Problem: Find the smallest positive integer that is both an integer power of 11 and is not a palindrome.
Because of the symmetric nature of the number 11, it is a divisor of many palindromes.  Expanding powers of $x+y$ (where $x = 10$ and $y = 1$) helps us see why the first few powers of 11 are all palindromes:  \begin{align*}
(x + y)^2 &= x^2 + 2xy + y^2 \\
11^2 &= 121 \\
(x + y)^3 &= x^3 + 3x^2y + 3xy^2 + y^3 \\
11^3 &= 1331 \\
(x + y)^4 &= x^4 + 4x^3y + 6x^2y^2 + 4xy^3 + y^4\\
11^4 &= 14641 \\
(x + y)^5 &= x^5 + 5x^4y + 10x^3y^2 + 10x^2y^3 + 5xy^4 + y^5 \\
11^5 &= 161051 \end{align*} Notice that each term of the form $x^i y^{n-i}$ ends up being a power of $10$, and the digits of $(x+y)^n$ end up being the binomial coefficients when these coefficients are less than $10$, as there is no carrying.
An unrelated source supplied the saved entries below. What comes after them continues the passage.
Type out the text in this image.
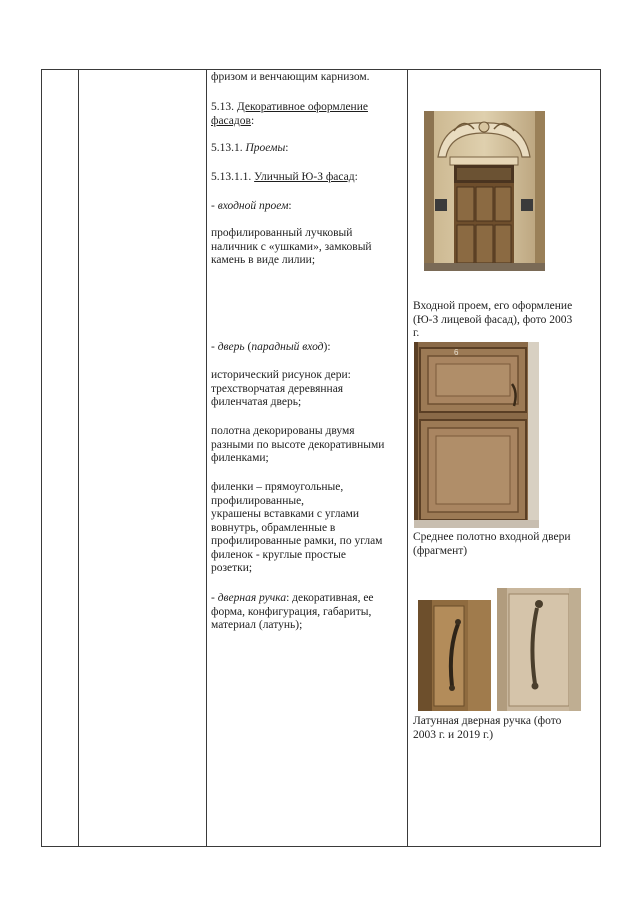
фризом и венчающим карнизом.
5.13. Декоративное оформление
фасадов:
5.13.1. Проемы:
5.13.1.1. Уличный Ю-З фасад:
- входной проем:
профилированный лучковый
наличник с «ушками», замковый
камень в виде лилии;
- дверь (парадный вход):
исторический рисунок дери:
трехстворчатая деревянная
филенчатая дверь;
полотна декорированы двумя
разными по высоте декоративными
филенками;
филенки – прямоугольные,
профилированные,
украшены вставками с углами
вовнутрь, обрамленные в
профилированные рамки, по углам
филенок - круглые простые
розетки;
- дверная ручка: декоративная, ее
форма, конфигурация, габариты,
материал (латунь);
Входной проем, его оформление
(Ю-З лицевой фасад), фото 2003
г.
6
Среднее полотно входной двери
(фрагмент)
Латунная дверная ручка (фото
2003 г. и 2019 г.)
Because of the identity $\binom{n}{i}=\binom{n}{n-i}$, the number is a palindrome whenever the coefficients are all less than $10$, which is true for powers less than 5. However, from the list above, we see that $(x+y)^5$ has coefficients at least 10, and indeed, we have $11^5 = \boxed{161051}$, which is not a palindrome.